Beata Christina

Uma leitora me telefona:

- Christina, acabo de ler o seu livro. Adorei! Eu andava precisando de otimismo, alegria e bons pensamentos; o seu livro veio a calhar! Deveria chamar-se "Evangelho Segundo Christina Cabral!".

Pelo-amor-de-Deus! Já me vi coroada, num andor, a voltear pelas ruas da cidade, morrendo de medo de cair de lá de cima e me estrompar no chão.

Depois me vi sozinha, num altar de uma imensa catedral - sim, porque, se sonhar não paga imposto, vamos sonhar grande! - com aqueles santos todos, dignos e compostos, e eu fazendo esforço para imitá-los: - "Firme, Santa Christina, segure a pena que você traz na mão direita e o caderno na esquerda. Arrume este olhar, que está muito gaiato. Pôe santidade nisto! Não, não feche os olhos, porque você pode pegar no sono e roncar dentro da igreja, o que não pegará bem! Agora reze e peça a Deus por todos os escritores, para que encontrem editores, distribuidoras, jornais e revistas dispostos a apoiá-los e propagar o seu árduo trabalho. Deixe de momice e não se coce com a pena. Mire-se na compostura dos santos. E por falar nisso, você já atendeu os pedidos dos seus devotos? Já inspirou cronistas, versejadores, romancistas? Olha lá; cuidado com as inspirações, minha Santa Christina, você anda muito malandrinha... Acorde a sensibilidade, o romantismo, faça renascer a poesia parnasiana que, pelo menos, não dá briga! Além do mais, os poetas voltarão procurar rimas e a contar a metrificação nos dedos... Já pensou que trabalheira? E você receberá flores e velas acesas! Faça por merece-las!"

Esta impressão de me ver num altar foi se aderindo a mim, à minha personalidade inquieta e extrovertida. Sentí-me, de repente, amordaçada, enclausurada naquela singela estátua, envolvida em gesso. Vi-me rodeada de rogos, de lágrimas de frustrados escrevinhadores e, como santa recém impossada, corria o risco de um descrédito geral e ser tachada de "santinha-do-pau-oco", de "santa-de-pé-de-barro" e ser destronada com a vaia dos meus antigos fieis. As flores que os devotos haviam me oferecido, tornaram-se cardos espinhosos, num piscar de olhos e as velas, tão alvas e chorosas, deixaram de escorrer suas lágrimas de cera e suas chamas se avolumaram e passaram a lamber-me os pés. Oh! Céus! Para Joana D"Arc falta-me tanto!

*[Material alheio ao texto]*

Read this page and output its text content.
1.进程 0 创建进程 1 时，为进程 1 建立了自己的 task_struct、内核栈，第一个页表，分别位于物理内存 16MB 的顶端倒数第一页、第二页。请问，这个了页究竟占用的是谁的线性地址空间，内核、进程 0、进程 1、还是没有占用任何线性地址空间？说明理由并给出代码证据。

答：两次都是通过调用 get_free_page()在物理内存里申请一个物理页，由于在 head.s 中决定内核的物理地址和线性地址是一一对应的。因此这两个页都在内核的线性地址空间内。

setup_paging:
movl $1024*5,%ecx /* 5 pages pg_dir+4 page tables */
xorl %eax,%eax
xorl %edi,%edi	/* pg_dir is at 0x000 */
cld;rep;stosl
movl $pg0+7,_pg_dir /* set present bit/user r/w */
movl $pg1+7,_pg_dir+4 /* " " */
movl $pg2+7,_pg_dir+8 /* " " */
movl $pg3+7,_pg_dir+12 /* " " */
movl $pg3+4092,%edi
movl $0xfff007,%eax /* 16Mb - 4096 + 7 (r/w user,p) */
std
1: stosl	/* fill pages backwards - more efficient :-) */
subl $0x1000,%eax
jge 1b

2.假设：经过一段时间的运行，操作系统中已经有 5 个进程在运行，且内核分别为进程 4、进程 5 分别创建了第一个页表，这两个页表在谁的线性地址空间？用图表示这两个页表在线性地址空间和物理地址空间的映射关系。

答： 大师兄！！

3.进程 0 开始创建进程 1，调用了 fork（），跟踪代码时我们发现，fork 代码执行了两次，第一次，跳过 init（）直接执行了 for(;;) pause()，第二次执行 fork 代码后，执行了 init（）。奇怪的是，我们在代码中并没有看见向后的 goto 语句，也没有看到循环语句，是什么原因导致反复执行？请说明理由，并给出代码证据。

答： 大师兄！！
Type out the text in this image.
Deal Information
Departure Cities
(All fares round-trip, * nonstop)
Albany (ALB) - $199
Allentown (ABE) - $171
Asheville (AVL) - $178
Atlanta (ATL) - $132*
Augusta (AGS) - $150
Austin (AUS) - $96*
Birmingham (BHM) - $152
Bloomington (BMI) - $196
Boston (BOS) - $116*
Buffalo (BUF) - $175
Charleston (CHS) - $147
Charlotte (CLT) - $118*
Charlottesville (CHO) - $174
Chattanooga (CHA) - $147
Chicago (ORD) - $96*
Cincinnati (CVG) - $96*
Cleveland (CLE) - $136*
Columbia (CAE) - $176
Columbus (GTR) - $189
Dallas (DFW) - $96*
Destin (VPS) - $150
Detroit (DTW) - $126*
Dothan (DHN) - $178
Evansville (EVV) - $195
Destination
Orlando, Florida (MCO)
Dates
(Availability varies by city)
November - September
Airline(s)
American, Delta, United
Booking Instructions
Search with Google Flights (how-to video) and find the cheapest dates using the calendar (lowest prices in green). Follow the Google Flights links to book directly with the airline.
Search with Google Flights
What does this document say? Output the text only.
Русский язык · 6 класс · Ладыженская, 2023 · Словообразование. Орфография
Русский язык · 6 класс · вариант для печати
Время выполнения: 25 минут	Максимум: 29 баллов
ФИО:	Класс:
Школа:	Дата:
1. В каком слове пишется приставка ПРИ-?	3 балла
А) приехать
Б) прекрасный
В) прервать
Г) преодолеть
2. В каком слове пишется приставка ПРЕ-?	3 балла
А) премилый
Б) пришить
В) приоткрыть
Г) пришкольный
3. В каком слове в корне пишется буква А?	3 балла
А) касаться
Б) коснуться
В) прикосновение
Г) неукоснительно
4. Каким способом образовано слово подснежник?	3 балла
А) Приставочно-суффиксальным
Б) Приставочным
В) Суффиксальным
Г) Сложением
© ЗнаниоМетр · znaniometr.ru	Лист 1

Nas primeiras queimadelas, rebanhei as barras do manto, saltei do altar e vim pedir, implorar encarecidamente, à minha gentil leitora que me desentronize. Que me deixe livre, para escrever minhas besteiras; esqueça meus arroubos evangélicos, e passe a ler e dar conta, apenas, das minhas papagaiadas. Não, não, minha querida leitora, eu seria péssima companhia para os quatro Evangelistas: eles se perderiam dentro das minhas crônicas disparatadas, ou se retorceriam de rir, diante da minha figura santificada: alta, magra, descabelada, de óculos, e me esforçando para manter a boca fechada.